『「デジタルリハーサル」デジタルツイン上に人の行動を高精度に再現する技術』~【新しいweb3ビジネスのアイディアのタネ】2023.4.21
■デジタルツイン上に人の行動を高精度に再現する技術を開発し、英国ワイト島にてシェアードeスクーターの運用改善に向けた実証実験を開始
富士通のプレスリリースです。
これまでも3Dで現実空間を再現したデジタルツインは作られてきました。建築分野では家やビルなどをCADデータを基にして作られていましたし、製造業では工場のラインを再現して効率アップを図るなどにも活用されていました。
今回の富士通の取り組みは、島をまるごとデジタルツイン化し、そこに「人々」を配置することで、シェアードeスクーターサービスがどのように使われるのかをシミュレーションするというものです。

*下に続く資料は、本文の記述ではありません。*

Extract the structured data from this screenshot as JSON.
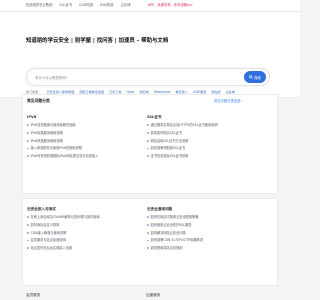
{
  "topbar": {
    "links": [
      "知道朋的学云教程",
      "SSL证书",
      "CDN知道",
      "DNS知道",
      "云存储"
    ],
    "promo": "APP，免费尽享，年年领取kcc"
  },
  "hero": {
    "title": "知道朋的学云安全 | 则学屋 | 找问答 | 加速员 – 帮助与文档",
    "search_placeholder": "有什么可以帮您的吗?",
    "search_button": "搜索"
  },
  "hot": {
    "label": "热门搜索：",
    "items": [
      "云安全接入需求教程",
      "获取云端重定加固",
      "日志下载",
      "https",
      "添加域",
      "Websocket",
      "重定接入",
      "IC&P服务",
      "网站测",
      "白名单"
    ]
  },
  "section1": {
    "title": "常见问题分类",
    "more": "常见问题分类全部 ›",
    "categories": [
      {
        "title": "IPV6",
        "items": [
          "IPv6支持配置与使用及解决指南",
          "IPv6安装服务使用说明",
          "IPv6改造服务使用说明",
          "接入和感配动中使用IPv6的使用说明",
          "IPv6可有效防御国际IPv6网站恶意攻击动态接入"
        ]
      },
      {
        "title": "SSL证书",
        "items": [
          "通过服务实现站点加HTTPS的SSL证书使用说明",
          "费用如何购买SSL证书",
          "网站启用SSL证书方法说明",
          "如何部署和配置SSL证书",
          "证书的安装及SSL证书说明"
        ]
      }
    ]
  },
  "section2": {
    "categories": [
      {
        "title": "云安全接入与测试",
        "items": [
          "在网上添加域名CNAME解析记录步骤与操作指南",
          "如何添加自定义规则",
          "CDN接入教程与使用说明",
          "会员服务与站点加速说明",
          "站点如何在后台实现接入设置"
        ]
      },
      {
        "title": "云安全通用问题",
        "items": [
          "如何在网站中配置云安全配置策略",
          "如何使用云安全防护SSL服务",
          "如何解决网站云安全问题",
          "如何部署CDN 41与POST不需要转发",
          "如何配置源站访问规则"
        ]
      }
    ]
  },
  "section3": {
    "left_label": "会员服务",
    "right_label": "加速服务"
  }
}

家や工場よりずっと大きい「島」で、AIで自律動作する「人」を配置してシミュレーションすることを「デジタルリハーサル」と名付けています。言い得て妙なネーミングでこれから流行りそうです。
「人」ペルソナの精緻化が進む
島という、工場よりは大きいけれど閉鎖的な空間に、AIで自律行動する「人」を配置します。その「人」に与える行動原理を精緻化していけば「デジタルリハーサル」の結果がより現実に起きることと一致するはずです。
実在の人間ひとりひとりの「アバター」=分身がデジタルツイン空間にいる状態が究極で、それこそすなわち「メタバース」なのかもしれませんが、もう少し模式化させるのが現実的です。
「デジタルリハーサル用の群衆パッケージ」が開発され、いろんな「デジタルリハーサル」で共通利用され、シミュレーションと現実の差異をフィードバックして「群衆」の行動を煮詰めて精度を上げていくのでしょう。「デジタルリハーサル用の群衆パッケージ」は単体で売り物になりそうです。
災害分野以外、経済活動に「デジタルリハーサル」を活用
これまで「人」をデジタルツインに配置してシミュレーションするシーンは、首都直下地震や南海トラフ大地震、それに伴う津波や河川氾濫による浸水被害など、災害分野が目立っていました。
人的被害、経済的被害をシミュレーションすることで避難計画の立案や防災設備の見直しにつながるほか、衝撃的な映像をCGで作ることで啓発にも役立ちます。
また別の視点では、国や自治体が「デジタルリハーサル」に予算を付けるのは災害分野だけだったとも言えます。
今回の「島でeスクーターのレンタルビジネスが成立するか?」をシミュレーションするなどの個々のビジネス用途に「デジタルリハーサル」が活用されていけば、成功確率が上がる・新規ビジネスの立ち上がりが早くなる・改善ペースが速まるなどにより経済活動が活性化することが期待されます。
今後、汎用的に利用できる「デジタルリハーサル」ソリューションが開発されるでしょう。最初は大型プロジェクトでしか使えない規模感でしょうが、より安価に使えるもの、「バーチャル渋谷」のようにエリア限定で常設されているもの、実在の人も参加する「メタバースでデジタルリハーサル」なども登場すると予想します。
ブーム的にメタバースが模索されたのはこのためだったのか、と思える日が来るんじゃないかと思います。
ブロックチェーンがAIの演算を担うように?
今のAIの限界はデータモデルと演算処理能力の2つだろうと思います。
そのうち演算処理能力に関してはブロックチェーンというサーバの連なり群が担うようになるかもしれません。
web3のdAppsにAIテクノロジーを使う流れが急速に来ていますが、逆にブロックチェーンのサーバインフラやネットワークをAIの演算処理に使うという発想は面白い。
PoW以外にマシンパワーを使われるなんてもってのほか。は今はその通りですが、AIの処理を担えばPoW的報酬を得られるのであれば、チェーンのバリデータをやるかAIをやるかは報酬量で選ばれるようになるはずです。
報酬の支払われ方はPoWで培ったノウハウがありますので、AIも参加報酬型に変わっていくストーリーはあり得ると思います。
「デジタルリハーサル」は紆余曲折の帰着点
将来を予想した時「デジタルリハーサル」によるビジネスシミュレーションは、メタバース、ブロックチェーン、暗号資産などこれまでのさまざまな紆余曲折をひとつに集約する帰着点かもしれません。
まだ3Dデータも群衆ペルソナデータもAI技術も発展途上で今すぐに実現されるものではありませんが、「デジタルリハーサル」を構成する要素ひとつひとつにソリューションベンダーが現れ産業化する中で、かつてのブームテクノロジーがひとつにまとまる、そんな予感がします。